If you are facing white-collar crime charges, the outcome of your case could affect various facets of your life. For example, you could lose your job, your reputation and even your freedom. Allegations involving money laundering carry especially harsh penalties and it is important to note that every money laundering case is unique.
If money laundering allegations have arisen, review the individual details surrounding the charges you are facing, especially since certain aspects of a case can shape the end result.
Money laundering cases take different forms
On their site, the Federal Bureau of Investigation provides a number of examples of money laundering. According to the FBI, money laundering involves disguising proceeds from illegal activities in order to make it seem like the proceeds came from lawful sources. Sometimes, money laundering involves health care fraud, drug trafficking and complicated financial offenses.
From digital currency to real estate transactions, precious metals and third-party services, there are a number of ways in which people launder money.

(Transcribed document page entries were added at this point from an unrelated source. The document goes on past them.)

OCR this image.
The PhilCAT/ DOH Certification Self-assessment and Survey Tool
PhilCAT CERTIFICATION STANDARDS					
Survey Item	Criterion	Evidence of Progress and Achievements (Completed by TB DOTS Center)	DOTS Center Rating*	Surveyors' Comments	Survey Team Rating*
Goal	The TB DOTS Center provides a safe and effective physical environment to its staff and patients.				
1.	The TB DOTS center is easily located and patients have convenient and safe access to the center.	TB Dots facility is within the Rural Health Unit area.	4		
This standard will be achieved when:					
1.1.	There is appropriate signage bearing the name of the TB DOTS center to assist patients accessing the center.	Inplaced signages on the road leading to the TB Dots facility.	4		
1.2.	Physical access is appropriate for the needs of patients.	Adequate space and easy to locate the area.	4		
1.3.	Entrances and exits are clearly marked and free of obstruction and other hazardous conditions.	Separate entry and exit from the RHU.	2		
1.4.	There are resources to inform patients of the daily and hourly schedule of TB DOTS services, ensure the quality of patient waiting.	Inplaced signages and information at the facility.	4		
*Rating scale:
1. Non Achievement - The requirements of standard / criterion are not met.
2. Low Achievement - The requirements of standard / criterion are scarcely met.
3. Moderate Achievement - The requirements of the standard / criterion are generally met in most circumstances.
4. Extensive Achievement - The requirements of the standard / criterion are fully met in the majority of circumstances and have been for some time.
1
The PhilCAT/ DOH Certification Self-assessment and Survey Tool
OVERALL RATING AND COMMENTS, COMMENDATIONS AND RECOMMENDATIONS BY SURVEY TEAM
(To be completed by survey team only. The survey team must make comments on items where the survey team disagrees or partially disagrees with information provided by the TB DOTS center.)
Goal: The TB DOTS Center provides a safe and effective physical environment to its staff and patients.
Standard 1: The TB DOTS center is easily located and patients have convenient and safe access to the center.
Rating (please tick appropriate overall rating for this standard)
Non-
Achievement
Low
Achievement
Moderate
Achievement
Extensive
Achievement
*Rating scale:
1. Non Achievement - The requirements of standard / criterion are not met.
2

18 U.S.C. 1956: Federal Money Laundering
The main statute governing federal money laundering is 18 U.S.C. 1956. In general, this statute requires that a person conduct a financial transaction, knowing that the proceeds from that transaction are from an unlawful activity, with (a) the intent to carry out an unlawful activity, or (b) knowing the transaction is designed to conceal or disguise the illegal nature of the activity, or (c) conducts the transaction to avoid the reporting requirements under the State or Federal law. If you have questions about whether or not you have engaged in conduct that violates this statute, you should contact an experienced federal attorney right away.
How authorities investigate money laundering cases
The FBI reports that authorities at multiple levels work together to investigate money laundering cases. For example, the federal government works with law enforcement at the state and local levels to identify money laundering activity. Moreover, the U.S. also cooperates with overseas agencies to investigate money laundering internationally.
Sometimes, people face money laundering charges over false allegations or certain aspects of their case become misconstrued. Make sure you know what is at stake and do what you can to safeguard your future if you are facing these allegations.